Lord Emsworth was also looking at the tongue and he leaped to a not unreasonable conclusion. He spoke coldly and haughtily; for he was not only annoyed, like the others, at the anticlimax, but offended. He knew that he was not one of your energetic hosts who exert themselves unceasingly to supply their guests with entertainment; but there was one thing on which, as a host, he did pride himself—in the material matters of life he did his guests well; he kept an admirable table.
"My dear Baxter," he said in the tones he usually reserved for the correction of his son Freddie, "if your hunger is so great that you are unable to wait for breakfast and have to raid my larder in the middle of the night, I wish to goodness you would contrive to make less noise about it. I do not grudge you the food—help yourself when you please—but do remember that people who have not such keen appetites as yourself like to sleep during the night. A far better plan, my dear fellow, would be to have sandwiches or buns—or whatever you consider most sustaining—sent up to your bedroom."
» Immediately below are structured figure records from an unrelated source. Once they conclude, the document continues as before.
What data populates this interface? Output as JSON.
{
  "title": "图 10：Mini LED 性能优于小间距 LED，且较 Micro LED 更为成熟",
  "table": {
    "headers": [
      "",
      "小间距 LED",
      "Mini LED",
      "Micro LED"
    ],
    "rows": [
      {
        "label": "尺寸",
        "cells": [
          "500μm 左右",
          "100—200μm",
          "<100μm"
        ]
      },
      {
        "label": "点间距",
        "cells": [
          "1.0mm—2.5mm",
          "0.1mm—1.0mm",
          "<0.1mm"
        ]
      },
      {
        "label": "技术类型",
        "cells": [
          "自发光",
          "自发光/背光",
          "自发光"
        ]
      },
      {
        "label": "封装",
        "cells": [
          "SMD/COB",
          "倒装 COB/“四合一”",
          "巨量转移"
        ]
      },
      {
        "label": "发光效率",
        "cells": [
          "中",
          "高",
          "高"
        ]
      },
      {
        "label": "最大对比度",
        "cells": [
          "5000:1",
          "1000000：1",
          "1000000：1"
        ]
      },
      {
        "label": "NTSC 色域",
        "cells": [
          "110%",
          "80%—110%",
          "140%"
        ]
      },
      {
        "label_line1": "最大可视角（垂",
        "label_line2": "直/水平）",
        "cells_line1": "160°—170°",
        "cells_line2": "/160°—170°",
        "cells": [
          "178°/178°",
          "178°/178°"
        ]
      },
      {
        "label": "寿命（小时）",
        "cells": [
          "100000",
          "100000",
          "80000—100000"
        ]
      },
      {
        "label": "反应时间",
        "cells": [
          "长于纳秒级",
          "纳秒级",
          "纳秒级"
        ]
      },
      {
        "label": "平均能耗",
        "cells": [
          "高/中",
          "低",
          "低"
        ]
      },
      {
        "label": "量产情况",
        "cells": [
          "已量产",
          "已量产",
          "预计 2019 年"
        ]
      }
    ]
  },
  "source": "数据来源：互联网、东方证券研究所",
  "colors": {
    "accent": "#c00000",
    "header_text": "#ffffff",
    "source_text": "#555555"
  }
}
Not even the bullets had disordered Baxter's faculties so much as this monstrous accusation. Explanations pushed and jostled one another in his fermenting brain, but he could not utter them. On every side he met gravely reproachful eyes. George Emerson was looking at him in pained disgust. Ashe Marson's face was the face of one who could never have believed this had he not seen it with his own eyes. The scrutiny of the knife-and-shoe boy was unendurable.
He stammered. Words began to proceed from him, tripping and stumbling over each other. Lord Emsworth's frigid disapproval did not relax.
"Pray do not apologize, Baxter. The desire for food is human. It is your boisterous mode of securing and conveying it that I deprecate. Let us all go to bed."
"But, Lord Emsworth——"
"To bed!" repeated his lordship firmly.
The company began to stream moodily upstairs. The lights were switched off. The Efficient Baxter dragged himself away. From the darkness in the direction of the servants' door a voice spoke.
"Greedy pig!" said the voice scornfully.
It sounded like the fresh young voice of the knife-and-shoe boy, but Baxter was too broken to investigate. He continued his retreat without pausing.
"Stuffin' of 'isself at all hours!" said the voice.
There was a murmur of approval from the unseen throng of domestics.